I claim that there is no automorphism $T:SO(8)\rightarrow SO(8)$ which induces $t$, that is, Lie's second theorem fails for this map.

I'll write a roadmap below; proofs can be found in this paper by Varadarajan. The linked .pdf has no "Propositions", so below, I'll write, e.g. Proposition 1 (Theorem 3) to indicate that my Proposition 1 is Theorem 3 in the paper.

Proposition 1 (Theorem 3 and Lemma 4): There are precisely two conjugacy classes $\Sigma_1, \Sigma_2$ of $Spin(7)\subseteq SO(8)$. This is precisely one conjugacy class $\Sigma_0$ of $SO(7)\subseteq SO(8)$. $\square$

Now, let $\widetilde{T}:Spin(8)\rightarrow Spin(8)$ induce $t$. (The map $\widetilde{T}$ exists by Lie's second theorem.) Since $t^3$ is the identity (up to conjugacy), so is $\widetilde{T}^3$.

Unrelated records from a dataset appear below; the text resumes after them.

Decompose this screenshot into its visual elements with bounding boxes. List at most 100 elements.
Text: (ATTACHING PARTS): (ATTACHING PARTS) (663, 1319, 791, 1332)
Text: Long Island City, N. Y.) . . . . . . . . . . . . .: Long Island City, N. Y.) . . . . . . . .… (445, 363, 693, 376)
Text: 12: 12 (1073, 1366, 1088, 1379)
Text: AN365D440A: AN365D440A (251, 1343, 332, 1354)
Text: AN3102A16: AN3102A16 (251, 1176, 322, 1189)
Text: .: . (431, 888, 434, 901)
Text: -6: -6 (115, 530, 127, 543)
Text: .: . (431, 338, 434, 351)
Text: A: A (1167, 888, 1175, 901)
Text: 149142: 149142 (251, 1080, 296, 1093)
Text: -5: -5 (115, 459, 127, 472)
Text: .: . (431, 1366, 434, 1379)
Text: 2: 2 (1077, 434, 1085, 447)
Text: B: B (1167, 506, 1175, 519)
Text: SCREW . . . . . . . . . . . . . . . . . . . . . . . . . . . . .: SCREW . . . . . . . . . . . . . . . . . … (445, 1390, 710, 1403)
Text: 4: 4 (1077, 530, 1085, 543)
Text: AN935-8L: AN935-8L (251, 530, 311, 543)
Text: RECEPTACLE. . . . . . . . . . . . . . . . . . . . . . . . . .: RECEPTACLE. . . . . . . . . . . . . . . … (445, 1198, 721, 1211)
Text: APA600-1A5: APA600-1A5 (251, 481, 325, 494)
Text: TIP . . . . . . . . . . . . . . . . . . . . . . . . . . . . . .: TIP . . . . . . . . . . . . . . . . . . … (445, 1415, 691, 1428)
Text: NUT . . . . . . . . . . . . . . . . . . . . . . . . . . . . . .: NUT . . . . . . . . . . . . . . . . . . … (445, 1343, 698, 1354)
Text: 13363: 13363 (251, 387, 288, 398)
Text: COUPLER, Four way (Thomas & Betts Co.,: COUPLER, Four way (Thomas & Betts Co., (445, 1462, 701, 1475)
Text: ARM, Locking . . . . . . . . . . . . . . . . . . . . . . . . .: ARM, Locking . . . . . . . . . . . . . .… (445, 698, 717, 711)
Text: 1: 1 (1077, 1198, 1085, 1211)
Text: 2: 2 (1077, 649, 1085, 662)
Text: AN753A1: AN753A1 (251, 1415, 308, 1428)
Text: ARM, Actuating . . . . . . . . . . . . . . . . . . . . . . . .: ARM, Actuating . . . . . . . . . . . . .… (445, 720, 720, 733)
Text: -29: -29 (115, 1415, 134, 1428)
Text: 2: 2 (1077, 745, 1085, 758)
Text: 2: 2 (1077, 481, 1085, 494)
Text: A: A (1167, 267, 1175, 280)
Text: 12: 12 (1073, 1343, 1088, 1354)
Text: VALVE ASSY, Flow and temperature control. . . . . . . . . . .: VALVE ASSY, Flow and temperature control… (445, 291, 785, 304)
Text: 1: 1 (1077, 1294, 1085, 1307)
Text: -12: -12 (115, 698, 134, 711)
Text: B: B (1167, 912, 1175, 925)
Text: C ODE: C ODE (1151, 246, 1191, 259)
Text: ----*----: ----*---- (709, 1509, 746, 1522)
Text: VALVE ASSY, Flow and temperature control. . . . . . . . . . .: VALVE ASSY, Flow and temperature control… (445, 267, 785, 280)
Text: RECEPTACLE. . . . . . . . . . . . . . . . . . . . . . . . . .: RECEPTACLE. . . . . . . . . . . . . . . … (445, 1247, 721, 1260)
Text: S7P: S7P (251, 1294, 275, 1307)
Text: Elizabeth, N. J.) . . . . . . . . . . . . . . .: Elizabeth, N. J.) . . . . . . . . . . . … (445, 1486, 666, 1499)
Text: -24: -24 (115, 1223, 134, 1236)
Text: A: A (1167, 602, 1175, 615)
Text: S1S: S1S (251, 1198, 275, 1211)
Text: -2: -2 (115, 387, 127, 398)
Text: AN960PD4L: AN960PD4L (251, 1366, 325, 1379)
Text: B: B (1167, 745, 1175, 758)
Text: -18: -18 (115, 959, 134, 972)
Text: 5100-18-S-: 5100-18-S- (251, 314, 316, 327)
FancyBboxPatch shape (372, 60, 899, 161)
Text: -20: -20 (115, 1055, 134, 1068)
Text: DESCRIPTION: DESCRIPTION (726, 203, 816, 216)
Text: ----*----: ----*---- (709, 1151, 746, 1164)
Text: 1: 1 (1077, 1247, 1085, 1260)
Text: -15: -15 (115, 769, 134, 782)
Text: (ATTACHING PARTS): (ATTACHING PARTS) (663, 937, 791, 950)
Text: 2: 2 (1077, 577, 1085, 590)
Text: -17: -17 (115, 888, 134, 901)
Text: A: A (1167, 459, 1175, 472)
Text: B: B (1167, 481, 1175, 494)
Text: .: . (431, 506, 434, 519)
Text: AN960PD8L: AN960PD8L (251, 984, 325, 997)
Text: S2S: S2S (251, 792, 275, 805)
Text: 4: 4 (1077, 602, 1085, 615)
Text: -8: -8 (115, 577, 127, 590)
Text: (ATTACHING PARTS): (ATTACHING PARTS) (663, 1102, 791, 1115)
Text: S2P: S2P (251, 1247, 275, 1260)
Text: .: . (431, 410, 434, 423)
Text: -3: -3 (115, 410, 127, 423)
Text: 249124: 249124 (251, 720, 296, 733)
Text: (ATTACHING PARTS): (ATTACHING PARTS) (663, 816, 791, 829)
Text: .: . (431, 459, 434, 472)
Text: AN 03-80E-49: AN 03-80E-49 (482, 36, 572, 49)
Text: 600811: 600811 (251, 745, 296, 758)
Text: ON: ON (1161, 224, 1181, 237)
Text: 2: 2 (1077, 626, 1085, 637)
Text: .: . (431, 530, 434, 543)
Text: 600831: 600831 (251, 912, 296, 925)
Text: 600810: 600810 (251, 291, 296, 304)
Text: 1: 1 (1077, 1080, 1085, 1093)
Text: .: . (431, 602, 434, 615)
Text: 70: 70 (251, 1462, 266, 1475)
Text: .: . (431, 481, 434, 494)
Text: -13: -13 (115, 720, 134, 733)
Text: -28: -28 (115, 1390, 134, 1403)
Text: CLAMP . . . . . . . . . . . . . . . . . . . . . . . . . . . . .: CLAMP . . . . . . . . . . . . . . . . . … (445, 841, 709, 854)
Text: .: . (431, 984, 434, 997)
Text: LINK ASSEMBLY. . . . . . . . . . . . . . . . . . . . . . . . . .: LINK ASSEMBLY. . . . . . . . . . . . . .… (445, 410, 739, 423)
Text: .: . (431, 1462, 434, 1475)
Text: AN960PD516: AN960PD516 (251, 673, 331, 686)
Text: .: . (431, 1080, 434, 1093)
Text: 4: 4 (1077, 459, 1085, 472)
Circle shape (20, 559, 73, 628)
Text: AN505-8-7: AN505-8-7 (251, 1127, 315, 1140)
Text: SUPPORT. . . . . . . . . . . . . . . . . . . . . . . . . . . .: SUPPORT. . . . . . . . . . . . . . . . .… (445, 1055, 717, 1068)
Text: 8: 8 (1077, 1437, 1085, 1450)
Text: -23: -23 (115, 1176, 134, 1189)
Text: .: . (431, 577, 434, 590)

Proposition 2 (Theorem 5): The lifts of each of the $\Sigma_i$ to $Spin(8)$ form three distinct conjugacy classes $\widetilde{\Sigma_i}$ in $Spin(8)$. Further, $\mathbb{Z}/3\mathbb{Z} = \{Id_{Spin(8)}, \widetilde{T}, \widetilde{T}^2\}$ acts transitively on $\{\widetilde{\Sigma_i}\}$. $\square$

With these in hand, it's easy to prove the claim above, that there is no $T:SO(8)\rightarrow SO(8)$ inducing $t$. Namely, since powers of $\widetilde{T}$ act transitively on $\{\widetilde{\Sigma_i}\}$, powers of $T$ must act transitively on $\{\Sigma_i\}$. However, the elements of $\Sigma_1$ are isomorphic to $Spin(7)$, so are simply connected, while the elements of $\Sigma_0$ are isomorphic to $SO(7)$, so aren't. Thus, there is no diffeomorphism (or even homotopy equivalence!) which can move $\Sigma_0$ to $\Sigma_1$, even if we remove the restriction that maps be homomorphisms.